In the 1990s kids were caught cheating, and many before computers outsourced those slop essays to grad students or upperclassman. Every kids knows how to find old exams and cajole the exam topics out of the TA. Which is to say, except for this being done with LLM bots, it’s not even unusual. And civilization has not fallen because students cheat on tests. Mostly because the things tge students are cheating on — slop writing assignments in non major classes and generally covering topics that most people would only use on Jeopardy— it doesn’t matter if they know it or master it. History, sociology, psychology, X studies, and philosophy can certainly be interesting classes. But I don’t think most of them are valuable to most people, so again, the cheating not only isn’t harming them, but it’s beneficial, both because they’re saving time so they can focus on the courses that matter, but because they’re getting hands on experience using a technology that will be more important to their future than whatever essay they’re not writing on their own.

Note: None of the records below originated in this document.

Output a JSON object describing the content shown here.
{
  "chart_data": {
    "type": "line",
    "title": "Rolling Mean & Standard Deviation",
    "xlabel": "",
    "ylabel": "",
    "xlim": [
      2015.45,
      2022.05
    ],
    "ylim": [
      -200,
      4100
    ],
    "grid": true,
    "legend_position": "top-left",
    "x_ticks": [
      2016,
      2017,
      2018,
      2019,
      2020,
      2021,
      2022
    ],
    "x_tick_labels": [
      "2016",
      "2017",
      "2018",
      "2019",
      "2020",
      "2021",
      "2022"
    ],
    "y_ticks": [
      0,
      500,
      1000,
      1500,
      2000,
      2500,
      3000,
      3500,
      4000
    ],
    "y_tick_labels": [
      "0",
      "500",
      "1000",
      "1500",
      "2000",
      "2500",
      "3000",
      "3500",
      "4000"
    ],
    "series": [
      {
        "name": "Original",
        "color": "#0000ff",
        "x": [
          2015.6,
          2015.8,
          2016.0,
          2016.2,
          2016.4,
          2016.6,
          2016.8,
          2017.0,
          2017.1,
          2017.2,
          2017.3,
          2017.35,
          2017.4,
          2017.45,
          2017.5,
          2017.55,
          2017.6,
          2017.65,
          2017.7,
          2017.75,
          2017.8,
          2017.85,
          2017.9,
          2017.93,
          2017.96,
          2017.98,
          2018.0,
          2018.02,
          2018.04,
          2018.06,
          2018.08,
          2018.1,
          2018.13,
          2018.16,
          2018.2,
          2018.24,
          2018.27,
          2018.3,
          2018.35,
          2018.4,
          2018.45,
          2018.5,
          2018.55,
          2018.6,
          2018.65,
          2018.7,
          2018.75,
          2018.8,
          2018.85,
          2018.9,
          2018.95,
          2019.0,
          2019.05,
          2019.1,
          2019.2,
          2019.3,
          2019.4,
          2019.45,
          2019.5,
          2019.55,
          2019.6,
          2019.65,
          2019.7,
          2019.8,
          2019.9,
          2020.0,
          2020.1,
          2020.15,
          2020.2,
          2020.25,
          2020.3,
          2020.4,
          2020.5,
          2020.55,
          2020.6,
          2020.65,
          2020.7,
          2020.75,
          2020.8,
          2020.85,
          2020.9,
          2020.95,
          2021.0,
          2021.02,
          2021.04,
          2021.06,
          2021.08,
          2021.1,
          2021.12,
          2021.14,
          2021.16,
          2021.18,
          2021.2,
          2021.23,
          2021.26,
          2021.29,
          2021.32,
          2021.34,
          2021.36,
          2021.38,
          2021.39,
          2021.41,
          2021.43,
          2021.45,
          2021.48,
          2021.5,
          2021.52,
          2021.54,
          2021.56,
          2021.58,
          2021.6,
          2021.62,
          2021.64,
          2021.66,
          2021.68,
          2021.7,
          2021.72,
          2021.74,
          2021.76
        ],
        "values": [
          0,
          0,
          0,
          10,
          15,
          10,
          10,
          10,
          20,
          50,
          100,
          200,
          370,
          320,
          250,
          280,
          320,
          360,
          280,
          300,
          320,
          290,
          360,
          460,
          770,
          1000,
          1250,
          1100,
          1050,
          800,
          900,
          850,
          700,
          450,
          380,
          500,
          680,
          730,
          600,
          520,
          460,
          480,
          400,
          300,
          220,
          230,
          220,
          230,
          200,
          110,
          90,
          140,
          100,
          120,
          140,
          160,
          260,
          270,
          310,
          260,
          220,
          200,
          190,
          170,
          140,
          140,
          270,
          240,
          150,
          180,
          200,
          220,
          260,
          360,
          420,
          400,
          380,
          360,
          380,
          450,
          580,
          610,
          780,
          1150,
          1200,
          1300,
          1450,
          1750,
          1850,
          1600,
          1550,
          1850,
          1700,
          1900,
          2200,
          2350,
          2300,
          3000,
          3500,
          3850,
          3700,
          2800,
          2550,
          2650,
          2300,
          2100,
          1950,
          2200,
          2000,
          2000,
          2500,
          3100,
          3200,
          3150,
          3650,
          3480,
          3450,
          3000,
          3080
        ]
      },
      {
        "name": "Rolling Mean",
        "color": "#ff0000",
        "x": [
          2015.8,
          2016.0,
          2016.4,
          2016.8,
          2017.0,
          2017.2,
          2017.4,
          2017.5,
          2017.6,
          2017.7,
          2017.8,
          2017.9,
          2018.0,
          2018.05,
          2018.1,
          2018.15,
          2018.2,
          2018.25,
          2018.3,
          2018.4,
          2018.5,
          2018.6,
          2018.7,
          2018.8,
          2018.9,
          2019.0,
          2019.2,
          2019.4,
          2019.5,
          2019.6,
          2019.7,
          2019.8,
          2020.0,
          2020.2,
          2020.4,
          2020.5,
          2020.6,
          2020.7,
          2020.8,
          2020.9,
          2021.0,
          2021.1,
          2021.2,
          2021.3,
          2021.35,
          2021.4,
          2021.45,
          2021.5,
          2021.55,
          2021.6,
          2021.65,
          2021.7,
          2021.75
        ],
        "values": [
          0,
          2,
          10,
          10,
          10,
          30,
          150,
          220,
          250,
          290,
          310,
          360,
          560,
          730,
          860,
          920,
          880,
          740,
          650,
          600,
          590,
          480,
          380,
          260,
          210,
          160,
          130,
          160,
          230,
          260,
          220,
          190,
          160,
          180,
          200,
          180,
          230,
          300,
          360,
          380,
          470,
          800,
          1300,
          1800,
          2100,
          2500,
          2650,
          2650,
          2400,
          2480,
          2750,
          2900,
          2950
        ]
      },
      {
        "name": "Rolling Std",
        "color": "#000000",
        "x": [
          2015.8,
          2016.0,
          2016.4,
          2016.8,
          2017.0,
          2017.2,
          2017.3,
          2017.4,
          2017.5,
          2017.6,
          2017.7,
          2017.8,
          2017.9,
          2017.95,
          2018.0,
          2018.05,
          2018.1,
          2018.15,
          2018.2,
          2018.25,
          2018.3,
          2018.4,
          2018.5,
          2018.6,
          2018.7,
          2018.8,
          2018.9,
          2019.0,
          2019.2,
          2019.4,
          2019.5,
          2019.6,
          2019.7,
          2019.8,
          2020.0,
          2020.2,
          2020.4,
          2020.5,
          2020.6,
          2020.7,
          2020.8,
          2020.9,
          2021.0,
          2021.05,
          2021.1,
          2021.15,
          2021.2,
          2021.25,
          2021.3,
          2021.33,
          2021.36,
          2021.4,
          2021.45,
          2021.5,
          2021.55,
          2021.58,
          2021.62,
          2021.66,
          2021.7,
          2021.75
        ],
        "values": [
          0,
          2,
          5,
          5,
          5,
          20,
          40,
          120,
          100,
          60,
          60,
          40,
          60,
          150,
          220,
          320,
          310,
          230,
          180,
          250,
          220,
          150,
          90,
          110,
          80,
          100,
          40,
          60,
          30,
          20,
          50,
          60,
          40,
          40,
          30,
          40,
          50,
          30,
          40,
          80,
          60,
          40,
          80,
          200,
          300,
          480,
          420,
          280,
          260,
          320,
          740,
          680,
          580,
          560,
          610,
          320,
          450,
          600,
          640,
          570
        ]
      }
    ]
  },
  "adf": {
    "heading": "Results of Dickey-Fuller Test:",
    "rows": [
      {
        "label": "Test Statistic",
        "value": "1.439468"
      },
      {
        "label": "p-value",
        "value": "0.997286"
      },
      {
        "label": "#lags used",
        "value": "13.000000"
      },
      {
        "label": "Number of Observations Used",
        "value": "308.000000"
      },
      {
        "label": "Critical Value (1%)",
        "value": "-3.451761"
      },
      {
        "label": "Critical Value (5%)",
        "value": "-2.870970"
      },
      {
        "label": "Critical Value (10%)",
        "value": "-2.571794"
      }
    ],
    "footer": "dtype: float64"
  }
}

Of course the professors of these courses tend to have exaggerated notions of their importance and the importance of the subject matter they are teaching, not just for the current crop of twenty year olds who are forced into their classrooms by the college itself, but to the world at large. I enjoy philosophy and history. I like reading about it, thinking about it, and so on. But I also understand that unless you’re going to work in a university teaching the subject to students and writing research papers about it, it’s not going to be valuable for the students. They love to bemoan the decline of students, that they don’t read the material, or they use chatbots or they scroll during class time. But they don’t ever ask why it’s happening to them and not in engineering classes or CS classes.
Not vastly in a purely economic sense, but personally I think the way I interact with information, ideas and the world generally is incomparably better off for having studied history at university, in a way I doubt I could have achieved by pure dilettantism. Maybe it isn't the most rational use of national resources, but either way I think it's still one of the developed world's greatest achievements that so many people get the opportunity to have their internal world enriched forever, even if a lot of them don't take it up when they're there.
Sometimes I like to imagine what it would be like if universities were actually calibrated for that purpose.